Un’inchiesta tra i veterani di guerra statunitensi degli ultimi vent’anni, infatti, ha confermato la frequente associazione tra il dolore cronico e la presenza, o i postumi, di uno stress post traumatico, uno dei più frequenti esiti cui vanno incontro i soldati che hanno combattuto e sono stati a contatto con realtà fortemente disturbanti, che hanno lasciato una traccia nella loro mente (ma purtroppo anche in quella dei civili). Di norma dolore cronico e trauma vengono affrontati separatamente, soprattutto per quanto riguarda i meccanismi cerebrali del dolore e le risposte e le dinamiche emotive legate allo stress.

Il dolore cronico coinvolge il talamo (sede di tutte le informazioni somatiche), mentre lo stress post traumatico coinvolge l’insula e l’amigdala, due strutture che di norma si attivano in presenza di stress e di forti emozioni.

Di recente, un gruppo di ricercatori dell’Università della California a San Francisco ha esaminato un consistente numero di veterani con mal di schiena cronico e postumi di traumi psichici caratterizzati da sintomi di maggiore o minore gravità, col proposito di accertare se le due patologie fossero legate all’attività di circuiti cerebrali separati o comu-ni. Gli studiosi volevano anche appurare se una dimensione più o meno rilevante dei sintomi potesse dipendere da fattori soggettivi oppure da differenti caratteristiche del cervello.

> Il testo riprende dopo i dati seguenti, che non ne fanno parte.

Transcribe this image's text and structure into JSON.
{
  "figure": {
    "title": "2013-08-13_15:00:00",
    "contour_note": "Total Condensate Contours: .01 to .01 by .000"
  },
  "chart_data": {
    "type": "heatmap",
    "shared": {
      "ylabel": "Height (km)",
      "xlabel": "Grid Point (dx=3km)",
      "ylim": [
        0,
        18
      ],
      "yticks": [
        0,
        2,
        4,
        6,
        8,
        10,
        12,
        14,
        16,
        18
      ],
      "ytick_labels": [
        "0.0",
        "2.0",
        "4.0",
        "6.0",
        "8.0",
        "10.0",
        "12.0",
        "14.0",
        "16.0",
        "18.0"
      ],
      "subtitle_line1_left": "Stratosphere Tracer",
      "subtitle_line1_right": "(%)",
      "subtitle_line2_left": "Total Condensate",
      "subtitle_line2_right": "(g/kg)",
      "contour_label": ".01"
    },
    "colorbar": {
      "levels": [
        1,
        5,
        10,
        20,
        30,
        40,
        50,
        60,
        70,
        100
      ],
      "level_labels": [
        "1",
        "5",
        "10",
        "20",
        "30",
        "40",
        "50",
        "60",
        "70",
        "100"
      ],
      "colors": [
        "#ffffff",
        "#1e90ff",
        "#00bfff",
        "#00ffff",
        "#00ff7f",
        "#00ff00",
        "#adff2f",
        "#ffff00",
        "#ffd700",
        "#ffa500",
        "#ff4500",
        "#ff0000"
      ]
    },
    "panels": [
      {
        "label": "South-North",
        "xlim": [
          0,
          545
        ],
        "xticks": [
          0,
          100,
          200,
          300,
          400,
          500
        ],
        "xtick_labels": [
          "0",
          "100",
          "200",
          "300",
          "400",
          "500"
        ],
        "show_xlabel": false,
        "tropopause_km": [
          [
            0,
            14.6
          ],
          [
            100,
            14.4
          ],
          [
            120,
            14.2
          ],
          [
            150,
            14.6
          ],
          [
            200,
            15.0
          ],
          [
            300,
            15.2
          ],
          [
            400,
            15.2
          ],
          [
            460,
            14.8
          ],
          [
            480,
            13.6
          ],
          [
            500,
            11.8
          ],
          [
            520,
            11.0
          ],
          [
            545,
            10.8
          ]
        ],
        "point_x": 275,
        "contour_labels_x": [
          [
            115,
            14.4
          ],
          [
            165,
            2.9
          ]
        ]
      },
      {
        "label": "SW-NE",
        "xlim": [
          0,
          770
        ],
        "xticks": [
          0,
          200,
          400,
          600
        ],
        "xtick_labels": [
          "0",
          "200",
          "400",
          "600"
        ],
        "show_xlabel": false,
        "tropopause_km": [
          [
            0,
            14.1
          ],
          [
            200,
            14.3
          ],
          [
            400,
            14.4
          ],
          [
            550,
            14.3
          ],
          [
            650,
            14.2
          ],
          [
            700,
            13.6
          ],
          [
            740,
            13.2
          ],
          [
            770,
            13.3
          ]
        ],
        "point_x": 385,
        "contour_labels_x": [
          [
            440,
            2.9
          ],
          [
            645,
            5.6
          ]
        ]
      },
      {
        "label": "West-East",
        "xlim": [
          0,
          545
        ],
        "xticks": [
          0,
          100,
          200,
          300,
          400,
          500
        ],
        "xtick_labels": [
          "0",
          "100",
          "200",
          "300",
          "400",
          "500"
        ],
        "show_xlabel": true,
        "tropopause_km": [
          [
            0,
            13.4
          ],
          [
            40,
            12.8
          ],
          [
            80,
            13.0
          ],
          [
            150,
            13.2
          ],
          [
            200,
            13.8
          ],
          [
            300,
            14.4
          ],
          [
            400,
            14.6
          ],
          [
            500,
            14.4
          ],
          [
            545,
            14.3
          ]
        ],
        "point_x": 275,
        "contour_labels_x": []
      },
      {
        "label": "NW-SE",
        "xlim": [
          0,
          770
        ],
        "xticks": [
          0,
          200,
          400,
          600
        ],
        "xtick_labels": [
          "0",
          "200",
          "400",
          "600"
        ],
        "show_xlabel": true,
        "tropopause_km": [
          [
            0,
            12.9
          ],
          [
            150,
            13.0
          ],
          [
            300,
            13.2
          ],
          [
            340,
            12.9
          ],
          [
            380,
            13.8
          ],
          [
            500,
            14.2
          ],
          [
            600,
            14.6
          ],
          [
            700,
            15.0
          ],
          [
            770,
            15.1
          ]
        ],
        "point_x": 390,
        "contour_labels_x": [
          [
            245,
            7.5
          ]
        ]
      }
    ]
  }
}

L’ipotesi di lavoro dei ricercatori era infatti che sia il dolore cronico sia il trauma potessero influenzare in modo unitario le connessioni nervose cerebrali, dando vita a una specifica e comune rete neurale. A tal fine, il cervello dei veterani è stato esaminato con la risonanza magnetica funzionale ed è stata identificata la forza delle connessioni tra le regioni coinvolte nel dolore e nel trauma psichico. I risultati hanno indicato la presenza di reti neurali comuni responsabili di questi due sintomi. L’esistenza di circuiti che unificavano le strutture legate al dolore e del trauma era molto evidente nel caso dei veterani che presentavano forti disturbi (sia come dolore sia come stress post traumatico): il loro cervello era infatti contraddistinto da una forte connettività nell’ambito di una rete neurale comprendente il talamo (sede del dolore), la corteccia prefrontale (dinamiche emotive) e lo striato ventrale (avversione e motivazione). In altre parole, chi era colpito da dolori più forti e manifestava sintomi più gravi di stress post traumatico aveva un cervello che era stato globalmente coinvolto in queste due manifestazioni. Il cervello dei veterani che avevano sintomi più lievi, in termini di dolore e di disturbi post traumatici, era invece caratterizzato da una minore reattività globale: in costoro non era evidente una rete neurale che unificasse dolore e stress.

In sostanza, a parità di caratteristiche diagnostiche, esperienze, età, cultura e via dicendo, esistono persone caratterizzate da un sistema nervoso meno in grado di metabolizzare il dolore e il trauma, il che può avere implicazioni per intervenire sui sistemi neurologici coinvolti, appunto, nell’alta reattività al dolore e al trauma.